No Outdoor Burning — Not Even In Covered Barrel — Allowed At This Time
Hopkins County Commissioners Court Monday morning, at the request of Hopkins County Fire Marshal Andy Endsley, issued a burn ban for Hopkins County. The ban is effective as of today, July 11, 2022, and will remain in effect for 90 days, unless Texas Forest Service or the county judge and fire marshal determine drought conditions no loner exist.
According to Endsley, the index was issued due to the worsening dry conditions in the county, with no potential for significant rainfall in sight in the weather forecast for the foreseeable future. Texas Forest Service recommends establishing a burn ban when drought conditions reach 600 on the Keetch Byram Drought Index.
The KBDI, used to determining forest fire potential, is based on a daily water balance, where a drought factor is balanced with precipitation and soil moisture (assumed to have a maximum storage capacity of 8-inches) and is expressed in hundredths of an inch of soil moisture depletion.
The drought index ranges from 0 to 800, where a drought index of 0 represents no moisture depletion, and an index of 800 represents absolutely dry conditions. Presently, this index is derived from ground based estimates of temperature and precipitation derived from weather stations and interpolated manually by experts at Texas A&M Forest Service (TAMFS) for counties across the state. Researchers at Texas A&M University are working with TAMFS to derive this index from AVHRR satellite data and NEXRAD radar rainfall within a GIS.
The drought index ranges from 0 to 800, where a drought index of 0 represents no moisture depletion, and an index of 800 represents absolutely dry conditions. Presently, the KBDI is derived from ground based estimates of temperature and precipitation derived from weather stations and interpolated manually by experts at Texas A&M Forest Service (TAMFS) for counties across the state. Researchers at Texas A&M University work with TAMFS to derive the KBDI from AVHRR satellite data and NEXRAD radar rainfall within a GIS.
Each 100 represents an inch into the ground without moisture. Hopkins County is averaging in the 600s on the KBDI. As of Monday, July 11, 2022, the county’s overall average was 667, with a minimum rating of 559 in a streak in the lower northeastern part of the county and a maximum of 709 in the central and mid southwestern part of Hopkins County. That’s a 7-point increase, according to the Forest Service KBDI maps and data.
A ranking in the 600-800 range on KBDI is “often associated with more severe drought with increased wildfire occurrence. Intense, deep-burning fires with extreme intensities can be expected. Live
fuels can also be expected to burn actively at these levels,” according tot he KBDI “Real-time drought Assessment System of Texas A&M Forest Service.”

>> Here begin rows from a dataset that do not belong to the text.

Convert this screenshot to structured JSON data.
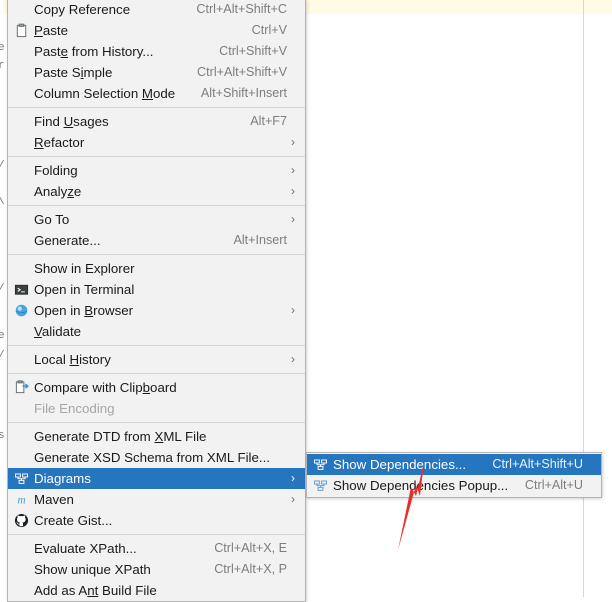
{
  "editor": {
    "ghost_lines": [
      "e",
      "r",
      "/",
      "\\",
      "/",
      "e",
      "/",
      "s"
    ],
    "caret_line_color": "#fffae3",
    "margin_guide_color": "#d7d7d7"
  },
  "context_menu": {
    "name": "editor-context-menu",
    "accent_color": "#2675bf",
    "background": "#f2f2f2",
    "groups": [
      {
        "items": [
          {
            "id": "copy-reference",
            "label": "Copy Reference",
            "accel": "Ctrl+Alt+Shift+C",
            "icon": "",
            "submenu": false,
            "disabled": false,
            "selected": false
          },
          {
            "id": "paste",
            "label": "Paste",
            "accel": "Ctrl+V",
            "icon": "clipboard-icon",
            "submenu": false,
            "disabled": false,
            "selected": false,
            "mnemonic": "P"
          },
          {
            "id": "paste-from-history",
            "label": "Paste from History...",
            "accel": "Ctrl+Shift+V",
            "icon": "",
            "submenu": false,
            "disabled": false,
            "selected": false,
            "mnemonic": "e"
          },
          {
            "id": "paste-simple",
            "label": "Paste Simple",
            "accel": "Ctrl+Alt+Shift+V",
            "icon": "",
            "submenu": false,
            "disabled": false,
            "selected": false,
            "mnemonic": "i"
          },
          {
            "id": "column-selection-mode",
            "label": "Column Selection Mode",
            "accel": "Alt+Shift+Insert",
            "icon": "",
            "submenu": false,
            "disabled": false,
            "selected": false,
            "mnemonic": "M"
          }
        ]
      },
      {
        "items": [
          {
            "id": "find-usages",
            "label": "Find Usages",
            "accel": "Alt+F7",
            "icon": "",
            "submenu": false,
            "disabled": false,
            "selected": false,
            "mnemonic": "U"
          },
          {
            "id": "refactor",
            "label": "Refactor",
            "accel": "",
            "icon": "",
            "submenu": true,
            "disabled": false,
            "selected": false,
            "mnemonic": "R"
          }
        ]
      },
      {
        "items": [
          {
            "id": "folding",
            "label": "Folding",
            "accel": "",
            "icon": "",
            "submenu": true,
            "disabled": false,
            "selected": false
          },
          {
            "id": "analyze",
            "label": "Analyze",
            "accel": "",
            "icon": "",
            "submenu": true,
            "disabled": false,
            "selected": false,
            "mnemonic": "z"
          }
        ]
      },
      {
        "items": [
          {
            "id": "go-to",
            "label": "Go To",
            "accel": "",
            "icon": "",
            "submenu": true,
            "disabled": false,
            "selected": false
          },
          {
            "id": "generate",
            "label": "Generate...",
            "accel": "Alt+Insert",
            "icon": "",
            "submenu": false,
            "disabled": false,
            "selected": false
          }
        ]
      },
      {
        "items": [
          {
            "id": "show-in-explorer",
            "label": "Show in Explorer",
            "accel": "",
            "icon": "",
            "submenu": false,
            "disabled": false,
            "selected": false
          },
          {
            "id": "open-in-terminal",
            "label": "Open in Terminal",
            "accel": "",
            "icon": "terminal-icon",
            "submenu": false,
            "disabled": false,
            "selected": false
          },
          {
            "id": "open-in-browser",
            "label": "Open in Browser",
            "accel": "",
            "icon": "browser-globe-icon",
            "submenu": true,
            "disabled": false,
            "selected": false,
            "mnemonic": "B"
          },
          {
            "id": "validate",
            "label": "Validate",
            "accel": "",
            "icon": "",
            "submenu": false,
            "disabled": false,
            "selected": false,
            "mnemonic": "V"
          }
        ]
      },
      {
        "items": [
          {
            "id": "local-history",
            "label": "Local History",
            "accel": "",
            "icon": "",
            "submenu": true,
            "disabled": false,
            "selected": false,
            "mnemonic": "H"
          }
        ]
      },
      {
        "items": [
          {
            "id": "compare-with-clipboard",
            "label": "Compare with Clipboard",
            "accel": "",
            "icon": "compare-clipboard-icon",
            "submenu": false,
            "disabled": false,
            "selected": false,
            "mnemonic": "b"
          },
          {
            "id": "file-encoding",
            "label": "File Encoding",
            "accel": "",
            "icon": "",
            "submenu": false,
            "disabled": true,
            "selected": false
          }
        ]
      },
      {
        "items": [
          {
            "id": "generate-dtd-from-xml-file",
            "label": "Generate DTD from XML File",
            "accel": "",
            "icon": "",
            "submenu": false,
            "disabled": false,
            "selected": false,
            "mnemonic": "X"
          },
          {
            "id": "generate-xsd-schema-from-xml-file",
            "label": "Generate XSD Schema from XML File...",
            "accel": "",
            "icon": "",
            "submenu": false,
            "disabled": false,
            "selected": false
          },
          {
            "id": "diagrams",
            "label": "Diagrams",
            "accel": "",
            "icon": "diagram-icon",
            "submenu": true,
            "disabled": false,
            "selected": true
          },
          {
            "id": "maven",
            "label": "Maven",
            "accel": "",
            "icon": "maven-icon",
            "submenu": true,
            "disabled": false,
            "selected": false
          },
          {
            "id": "create-gist",
            "label": "Create Gist...",
            "accel": "",
            "icon": "github-icon",
            "submenu": false,
            "disabled": false,
            "selected": false
          }
        ]
      },
      {
        "items": [
          {
            "id": "evaluate-xpath",
            "label": "Evaluate XPath...",
            "accel": "Ctrl+Alt+X, E",
            "icon": "",
            "submenu": false,
            "disabled": false,
            "selected": false
          },
          {
            "id": "show-unique-xpath",
            "label": "Show unique XPath",
            "accel": "Ctrl+Alt+X, P",
            "icon": "",
            "submenu": false,
            "disabled": false,
            "selected": false
          },
          {
            "id": "add-as-ant-build-file",
            "label": "Add as Ant Build File",
            "accel": "",
            "icon": "",
            "submenu": false,
            "disabled": false,
            "selected": false,
            "mnemonic": "nt"
          }
        ]
      }
    ]
  },
  "submenu": {
    "name": "diagrams-submenu",
    "parent": "Diagrams",
    "items": [
      {
        "id": "show-dependencies",
        "label": "Show Dependencies...",
        "accel": "Ctrl+Alt+Shift+U",
        "icon": "diagram-icon",
        "selected": true
      },
      {
        "id": "show-dependencies-popup",
        "label": "Show Dependencies Popup...",
        "accel": "Ctrl+Alt+U",
        "icon": "diagram-icon",
        "selected": false
      }
    ]
  },
  "annotation": {
    "arrow_color": "#e8302a",
    "points_at": "Show Dependencies..."
  }
}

Endsley noted that while some areas in the county did experience scattered rainfall over the weekend, it was not enough to even begin replacing ground moisture nor too reduce fuel levels. He said the area in the last few weeks has reached temperatures high triple digit temperatures, and is predicted to potentially peak at 107-108 with the heat of July and August still to go, temperatures the area has not experienced this early since the 1800s, as far as he’s been able to determine.
Over the past 2 weeks, county firefighters have responded to a number of grass fires, including one that resulted in loss of a structure, farm equipment and other property. That fire is under investigation by the county, aided by the state fire marshal’s office.

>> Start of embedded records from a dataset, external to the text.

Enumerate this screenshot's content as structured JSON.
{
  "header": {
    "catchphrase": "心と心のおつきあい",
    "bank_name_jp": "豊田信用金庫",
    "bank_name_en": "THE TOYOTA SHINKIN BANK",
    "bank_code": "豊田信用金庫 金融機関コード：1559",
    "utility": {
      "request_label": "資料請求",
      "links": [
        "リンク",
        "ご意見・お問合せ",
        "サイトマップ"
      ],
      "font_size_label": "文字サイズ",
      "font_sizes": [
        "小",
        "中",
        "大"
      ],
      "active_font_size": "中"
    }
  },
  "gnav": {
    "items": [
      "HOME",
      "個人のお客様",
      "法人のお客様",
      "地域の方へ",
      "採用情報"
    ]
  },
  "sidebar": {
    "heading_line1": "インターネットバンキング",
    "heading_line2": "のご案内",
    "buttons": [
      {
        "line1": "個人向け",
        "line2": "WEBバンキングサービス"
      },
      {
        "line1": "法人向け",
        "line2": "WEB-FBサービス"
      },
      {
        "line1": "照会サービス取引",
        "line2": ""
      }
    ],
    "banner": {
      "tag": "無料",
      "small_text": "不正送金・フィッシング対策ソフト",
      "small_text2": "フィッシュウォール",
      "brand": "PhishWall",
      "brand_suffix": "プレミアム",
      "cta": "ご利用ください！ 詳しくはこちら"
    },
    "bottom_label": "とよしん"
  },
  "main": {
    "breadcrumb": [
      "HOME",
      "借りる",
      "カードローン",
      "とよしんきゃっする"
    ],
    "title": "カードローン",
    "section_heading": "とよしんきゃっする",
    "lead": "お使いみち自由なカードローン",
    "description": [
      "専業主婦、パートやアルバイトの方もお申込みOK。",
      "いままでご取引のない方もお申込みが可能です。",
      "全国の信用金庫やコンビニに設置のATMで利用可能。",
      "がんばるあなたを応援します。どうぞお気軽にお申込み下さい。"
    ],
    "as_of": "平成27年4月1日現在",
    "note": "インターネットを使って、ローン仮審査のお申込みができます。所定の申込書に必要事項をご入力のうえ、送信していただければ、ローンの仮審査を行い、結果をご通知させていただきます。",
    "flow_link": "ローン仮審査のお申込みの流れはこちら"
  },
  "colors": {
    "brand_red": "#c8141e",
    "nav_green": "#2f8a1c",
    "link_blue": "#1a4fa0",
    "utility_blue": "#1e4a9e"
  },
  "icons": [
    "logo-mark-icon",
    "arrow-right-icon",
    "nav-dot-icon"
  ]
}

The burn ban applies to all unincorporated areas of Hopkins County, and stipulates that “all outdoor burning is prohibited in all areas of the county for 90 days from the date of adoption of the order,” unless the forest service or county judge and fire marshal rules drought conditions no longer exist.
That means no burning, not even in a burn barrel with a cover over it, Endsley noted.
The exceptions to the burning regulation would be would if the burning is related to public health and safety authorized by Texas Commission on Environmental Quality, including firefighter training; public utility, natural gas pipeline or mining practices; planting or harvesting of agricultural crops; or burns that are conducted by a prescribed burn manager certified under Natural Resources Code 153.048 which meets standard of Natural Resources Code 153.047; and commercial welding projects with plan of action on file.
Hopkins County Judge Robert Newsom noted he typically is resistant to enacting a burn ban, especially if there is a chance of appreciable rain in the forecast, but with no rain forecast, it would be prudent to put one in place to protect citizens and property.
Precinct 3 Commissioner Wade Bartley made a motion to enact a burn ban. Place 2 Commissioner Greg Anglin seconded the motion, which received full approval of the court.
Hopkins County joins 195 Texas counties already under a burn ban Monday morning, including nearby Rains, Wood, Hunt and Delta Counties. In fact, only 57 Texas counties did not have a burn ban as of the start of the day Monday, July 11, 2022.
Endsley said county officers will likely start issuing warnings for any violation of the 90-day burn ban, but after an initial warning a citation will be issued. The order states that a violation of the 90-day burn ban is a Class C misdemeanor offense, punishable with a fine of up to $500.